Bisnis.com, JAKARTA — Nilai tukar rupiah terhadap dolar Amerika Serikat (AS) dibuka menguat pada perdagangan akhir pekan hari ini, Jumat (6/9/2024) ke level Rp15.401 per dolar AS.
Berdasarkan data Bloomberg, rupiah dibuka menguat 0,51% atau 78,5 poin ke level Rp15.401. Sementara itu, indeks dolar AS terpantau turun 0,06% ke level 101,04.
Bersamaan dengan rupiah, beberapa mata uang kawasan Asia pun dibuka menguat. Yen Jepang misalnya menguat 0,13%, dolar Taiwan menguat 0,22%, dan won Korea Selatan menguat 0,06%.
Mata uang lainnya yang dibuka menguat adalah peso Filipina 0,4% dan baht Thailand 0,17%.
Adapun, yuan China melemah 0,04%, dolar Singapura melemah 0,02%, serta rupee India melemah 0,01%.
Sebelumnya, Direktur PT Laba Forexindo Berjangka Ibrahim Assuaibi memproyeksikan rupiah pada perdagangan hari ini, akan berfluktuasi namun akan ditutup menguat di rentang Rp15.300 – Rp15.520 per dolar AS.
Baca Juga
Terdapat sejumlah sentimen yang akan memengaruhi fluktuasi rupiah. Dari luar negeri, investor tengah bersiap menghadapi pekan yang penuh dengan data penting, termasuk laporan pengangguran AS yang akan dirilis pada hari ini. Laporan tersebut diharapkan memiliki dampak besar terhadap keputusan Federal Reserve atau The Fed yang akan diumumkan pada 18 September 2024.
“Antisipasi terhadap data ini meningkat setelah komentar dari Ketua Fed, Jerome Powell, bulan lalu yang menunjukkan kemungkinan penurunan suku bunga karena kekhawatiran melemahnya pasar tenaga kerja,” ujarnya dalam keterangan tertulis.
Menurut alat CME FedWatch, ada peluang 63% untuk penurunan sebesar 25 basis poin dan peluang 37% untuk penurunan sebesar 50 basis poin. Secara keseluruhan, pasar telah memperhitungkan total penurunan suku bunga sebesar 100 basis poin sepanjang 2024.

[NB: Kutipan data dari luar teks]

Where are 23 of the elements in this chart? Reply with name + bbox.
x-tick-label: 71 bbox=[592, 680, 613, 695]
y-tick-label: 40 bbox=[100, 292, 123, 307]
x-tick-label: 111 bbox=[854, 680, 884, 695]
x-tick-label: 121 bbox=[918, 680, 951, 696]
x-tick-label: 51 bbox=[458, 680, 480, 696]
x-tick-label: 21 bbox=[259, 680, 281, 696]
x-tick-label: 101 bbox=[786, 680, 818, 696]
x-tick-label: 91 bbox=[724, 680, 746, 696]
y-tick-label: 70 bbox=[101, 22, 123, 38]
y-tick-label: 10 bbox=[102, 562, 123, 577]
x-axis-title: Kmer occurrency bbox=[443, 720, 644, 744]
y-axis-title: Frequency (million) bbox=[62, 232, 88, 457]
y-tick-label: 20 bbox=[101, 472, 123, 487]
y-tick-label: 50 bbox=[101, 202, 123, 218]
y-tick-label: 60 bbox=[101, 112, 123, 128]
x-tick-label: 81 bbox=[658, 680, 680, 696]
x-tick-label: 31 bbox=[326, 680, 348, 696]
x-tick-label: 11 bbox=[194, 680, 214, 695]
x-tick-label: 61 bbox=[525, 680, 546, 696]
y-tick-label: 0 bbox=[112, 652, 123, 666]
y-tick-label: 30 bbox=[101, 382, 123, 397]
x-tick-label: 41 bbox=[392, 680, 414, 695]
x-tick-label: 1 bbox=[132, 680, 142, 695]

Dari dalam negeri, Ibrahim menuturkan bahwa pasar merespons positif data inflasi Agustus 2024 yang mencapai 2,12% secara tahunan (year on year/yoy). Posisi itu bergerak stabil karena didorong oleh penurunan sebagian besar harga pangan.
“Namun, pemerintah tetap mewaspadai potensi risiko musim kemarau yang dapat berdampak pada komoditas beras,” pungkasnya.
Inflasi harga yang diatur pemerintah tercatat mengalami kenaikan sebesar 1,68% yoy, didorong oleh kenaikan harga BBM nonsubsidi dan rokok. Sementara itu, inflasi harga bergejolak melanjutkan tren penurunan sebesar 3,04% yoy.
Penurunan harga pangan terutama didorong oleh pasokan yang melimpah seiring dengan masa panen serta turunnya biaya produksi seperti pakan jagung.
Sebelumnya, Purchasing Managers Index (PMI) Manufaktur Indonesia pada Agustus 2024 tercatat berada di level 48,9. Nilai tersebut mencerminkan penurunan kinerja sektor manufaktur global di tengah tekanan permintaan. Negara mitra dagang dan kawasan ASEAN juga mengalami tantangan yang sama, seperti AS yang mencatatkan PMI 48,0 dan Jepang 49,8.
Adapun, Malaysia dan Australia juga mencatatkan PMI manufaktur yang terkontraksi masing-masing di level 49,7 dan 48,5.
“Di tengah perlambatan PMI Indonesia, optimisme masih terjaga dengan kinerja sejumlah industri unggulan di tanah air. Industri makanan dan minuman serta kimia farmasi hingga triwulan II lalu konsisten tumbuh di atas 5% yoy.” tutur Ibrahim.